21. Storage, retention and deletion of Personal Data
(D&PMSC) shall Process and retain data, including Personal Data, in accordance with applicable law, regulations, including but not limited to national telecom legislation and Data Protection Laws. The data, including Personal Data, submitted to the platform of (D&PMSC) shall be Processed and stored in accordance with the (D&PMSC) data retention policy. The Personal Data shall be retained for no longer than is necessary for providing the Services under the Agreement, for the purposes as states in Part I and as far as required under applicable law. (D&PMSC) shall de-identify or depersonalize data into anonymized data after the applicable retention period. This results in data that includes no Personal Data or unique identifiers that could later be used to refer to the Personal Data to which the data was once associated.
22. Description of Processing
22.1 Nature and Purpose of Processing
(D&PMSC) will Process Personal Data as necessary to perform the Services pursuant to the Agreement, as further specified in the Agreement, and as further instructed by Client in its use of the Services.
22.2 Categories of Data Subjects
Client may submit data to (D&PMSC) in using the Service, the content of which is determined and controlled by Client in its sole discretion, and which may include, but is not limited to Personal Data relating to the following categories of Data Subjects:
• (Potential) customers (who are natural persons) of Client or its clients;
• Employees, contractors, advisors, freelancers or persons hired by (customers of) Client;
• Contact persons of Client’s prospects, customers and business partners;
• Client’s users authorized by Client to use the Services.
22.3 Type of Personal Data
Client may submit Personal Data to the Services, the extent of which is determined and controlled by Client in its sole discretion, and which may include, but is not limited to the following categories of Personal Data: First and last name, Contact information (company, address, email, phone), IP address.
22.4 Purposes of Processing
The Personal Data is Processed for the following purposes: Provision of the Services as detailed in the Agreement, handling complaints and disputes, providing information to emergency services, preventing fraud and criminal activities on (D&PMSC) platform.
Part III. Messaging
In the event that messaging Services are a part of the Service provided to Client under the Agreement, the following conditions apply:
The Client is responsible for the content of all messages sent by Client and guarantees that these comply with Applicable Law.

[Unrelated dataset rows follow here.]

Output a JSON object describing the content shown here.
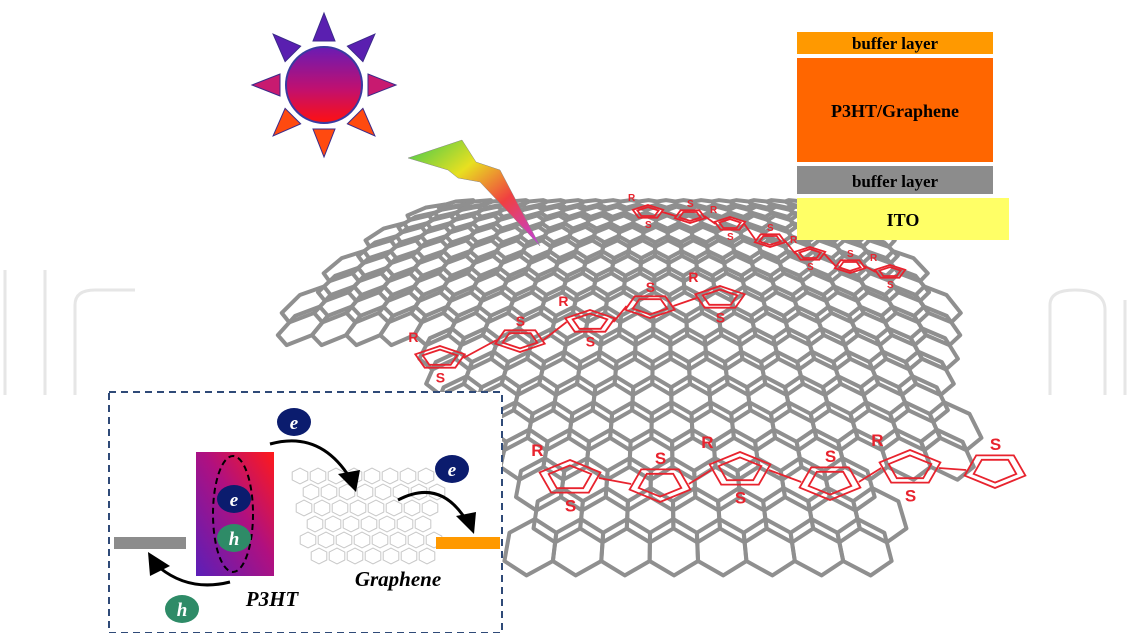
{
  "device_stack": {
    "layers": [
      {
        "label": "buffer layer",
        "color": "#FF9900"
      },
      {
        "label": "P3HT/Graphene",
        "color": "#FF6600"
      },
      {
        "label": "buffer layer",
        "color": "#8C8C8C"
      },
      {
        "label": "ITO",
        "color": "#FFFF66"
      }
    ]
  },
  "molecule": {
    "sulfur_label": "S",
    "side_chain_label": "R"
  },
  "inset": {
    "electron_symbol": "e",
    "hole_symbol": "h",
    "donor_label": "P3HT",
    "acceptor_label": "Graphene",
    "electron_color": "#0B1C6E",
    "hole_color": "#2E8B67"
  },
  "colors": {
    "graphene": "#8F8F8F",
    "polymer": "#E8232E",
    "inset_border": "#2F4A78",
    "watermark": "#E6E6E6"
  }
}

24. Additional Terms and Conditions Social Media and Push Services
24.1 Social Media and Push Services provide the Client with the possibility to communicate, share information with, and regarding individual End Users using Social Media applications and/or in-app push messaging. It is the sole responsibility of the Client to ensure the communication, the information obtained and sent to the End User is sufficiently secured and protected, and that Client has obtained the required informed consent of each individual End User, or has a lawful basis, before Processing or transferring any information of said End User using social media channels or push messaging. (D&PMSC) shall not have any responsibility in this regard and (D&PMSC) shall provide (access to) Social Media and Push Services and all information on “as is” and “as available” basis.
24.2 The terms and conditions of the organizations providing the various social media platforms and services integrated in the Service are applicable to the use of the Service by Client. It is Clients responsibility to ensure compliance with said general terms and conditions and Applicable Law.